ECLI:NL:RBZWB:2022:5956
Rechtbank Zeeland-West-Brabant
- Eerste aanleg - enkelvoudig
- Rechtspraak.nl
Beoordeling van het beroep tegen de weigering van het UWV om de ZW-uitkering te heropenen na beëindiging
In deze uitspraak van de Rechtbank Zeeland-West-Brabant op 12 oktober 2022, wordt het beroep van eiser tegen de weigering van het UWV om terug te komen op de beëindiging van zijn Ziektewet (ZW) uitkering beoordeeld. Eiser had zijn uitkering, die per 29 september 2017 was beëindigd, opnieuw aangevraagd, maar het UWV weigerde deze heropening met het argument dat er geen nieuwe feiten of omstandigheden waren die deze beslissing rechtvaardigden. Eiser had in eerdere correspondentie aangegeven dat hij lijdt aan chronisch vermoeidheidssyndroom (CVS), maar het UWV oordeelde dat deze informatie niet nieuw was en dat de eerdere beoordeling van zijn situatie niet veranderd zou zijn, zelfs als deze diagnose eerder was gesteld.
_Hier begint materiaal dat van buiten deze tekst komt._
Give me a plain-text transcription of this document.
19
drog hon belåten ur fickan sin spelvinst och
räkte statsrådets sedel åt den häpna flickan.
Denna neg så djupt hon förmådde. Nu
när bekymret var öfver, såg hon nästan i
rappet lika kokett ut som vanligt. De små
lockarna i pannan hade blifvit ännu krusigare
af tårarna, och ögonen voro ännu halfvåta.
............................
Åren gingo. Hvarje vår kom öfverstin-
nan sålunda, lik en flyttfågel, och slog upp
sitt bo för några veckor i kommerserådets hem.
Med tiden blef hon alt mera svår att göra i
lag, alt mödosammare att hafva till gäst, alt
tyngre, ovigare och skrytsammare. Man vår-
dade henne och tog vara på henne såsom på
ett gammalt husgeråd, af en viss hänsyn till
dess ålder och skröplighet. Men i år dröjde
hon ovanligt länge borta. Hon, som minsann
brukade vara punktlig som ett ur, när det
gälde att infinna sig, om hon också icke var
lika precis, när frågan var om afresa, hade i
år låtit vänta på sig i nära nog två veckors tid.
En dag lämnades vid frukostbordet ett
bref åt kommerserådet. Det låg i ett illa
De rechtbank heeft de argumenten van eiser zorgvuldig overwogen, maar concludeert dat er geen nieuwe medische gegevens zijn ingediend die de eerdere beslissing van het UWV zouden kunnen ondermijnen. De verzekeringsarts van het UWV had eerder al rekening gehouden met vermoeidheidsklachten, en de rechtbank oordeelt dat de weigering om terug te komen op het eerdere besluit niet evident onredelijk is. Daarom wordt het beroep ongegrond verklaard, en krijgt eiser geen proceskostenvergoeding of terugbetaling van griffierecht.
Deze uitspraak benadrukt het belang van nieuwe feiten of veranderde omstandigheden in bestuursrechtelijke procedures, en bevestigt dat het bestuursorgaan in staat is om eerdere besluiten te heroverwegen, maar alleen als er daadwerkelijk nieuwe informatie wordt gepresenteerd die relevant is voor de zaak.